IG Metall union calls for walkouts at Porsche to support higher wages

Porsche Macan

Germany’s IG Metall labor union called on personnel at Volkswagen‘s Porsche sports car brand to stroll off their shifts for about an hour on Thursday as part of its campaign for more pay throughout the engineering market.

The nation’s biggest union is asking for a 6 percent wage increase this year for about 3.9 million employees in the metal and engineering sectors, consisting of the German car industry.

It is entitled to stage walkouts after a non-strike duration ended on Sunday and lots of workers normally respond to its calls for action.

The union, which likewise wants a much shorter working week, prepares to expand stoppages throughout Germany from next Monday to step up pressure on companies before the next round of pay negotiations, due on January 11.

Companies have dismissed the pay claim as excessive and until now offered just a 2 percent raise in addition to a 200 euro ($ 240.50) one-off payment in the first quarter.

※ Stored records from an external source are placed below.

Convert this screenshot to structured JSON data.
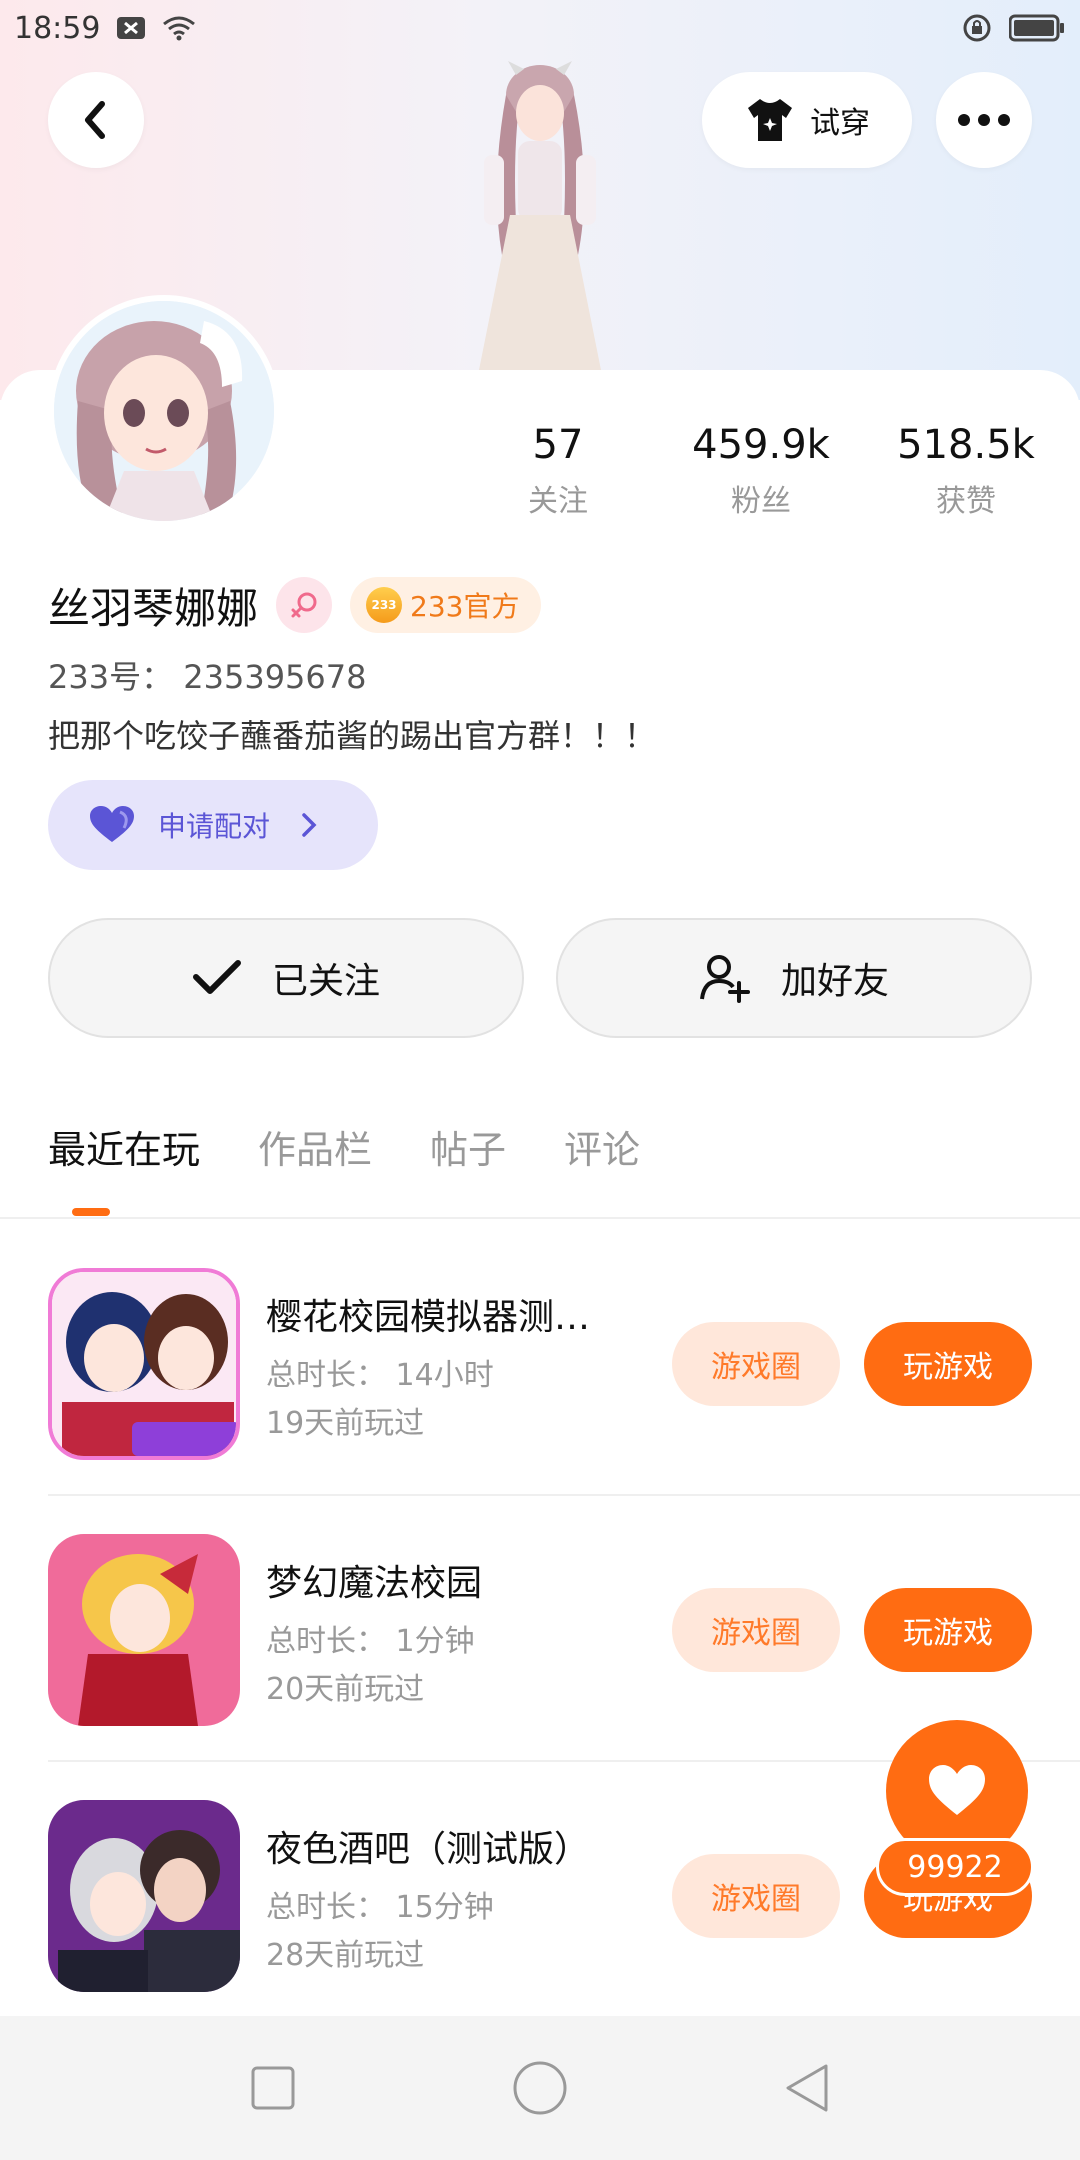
{
  "status_bar": {
    "time": "18:59"
  },
  "header": {
    "tryon_label": "试穿"
  },
  "profile": {
    "username": "丝羽琴娜娜",
    "official_badge": "233官方",
    "official_coin_text": "233",
    "user_id": "233号： 235395678",
    "bio": "把那个吃饺子蘸番茄酱的踢出官方群！！！",
    "pair_label": "申请配对"
  },
  "stats": [
    {
      "value": "57",
      "label": "关注"
    },
    {
      "value": "459.9k",
      "label": "粉丝"
    },
    {
      "value": "518.5k",
      "label": "获赞"
    }
  ],
  "actions": {
    "followed_label": "已关注",
    "add_friend_label": "加好友"
  },
  "tabs": [
    "最近在玩",
    "作品栏",
    "帖子",
    "评论"
  ],
  "active_tab": "最近在玩",
  "games": [
    {
      "title": "樱花校园模拟器测…",
      "duration": "总时长： 14小时",
      "last_played": "19天前玩过",
      "circle_label": "游戏圈",
      "play_label": "玩游戏"
    },
    {
      "title": "梦幻魔法校园",
      "duration": "总时长： 1分钟",
      "last_played": "20天前玩过",
      "circle_label": "游戏圈",
      "play_label": "玩游戏"
    },
    {
      "title": "夜色酒吧（测试版）",
      "duration": "总时长： 15分钟",
      "last_played": "28天前玩过",
      "circle_label": "游戏圈",
      "play_label": "玩游戏"
    }
  ],
  "like_count": "99922",
  "colors": {
    "accent": "#ff6c12",
    "accent_light": "#ffe7da",
    "pair_bg": "#e6e4fb",
    "pair_text": "#5b55d6"
  },
  "icons": [
    "back-icon",
    "tshirt-icon",
    "more-icon",
    "gender-female-icon",
    "heart-icon",
    "chevron-right-icon",
    "check-icon",
    "add-user-icon",
    "heart-fab-icon",
    "nav-square-icon",
    "nav-circle-icon",
    "nav-back-triangle-icon"
  ]
}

Porsche, the second-biggest contributor to Volkswagen group profit, assembles the 911 and Boxster models at its major factory located in Zuffenhausen where the so-called caution strikes have been called.

“The current position of the companies’ lobby is a provocation to employees,” Porsche works council chief Uwe Hueck wrote in an email.

“The metal and engineering industry has never before made so much revenue. That’s why there is only one suitable response: Warning strikes.”

The Suedwestmetall employers’ lobby in Baden-Wuerttemberg, where Porsche, Daimler and parts supplier Robert Bosch are based, knocked the union’s strike strategies.

“The fact that workers are laying down their work already prior to the planned caution strikes on January 8 is irresponsible and is positioning an unnecessary burden on more talks,” Peer-Michael Dick, managing director of Suedwestmetall stated by email.

Numerous hundred workers at companies in Volkswagen’s home-state of Lower Saxony, consisting of Bosch, laid down their tools on Tuesday in support of IG Metall’s demand for higher wages.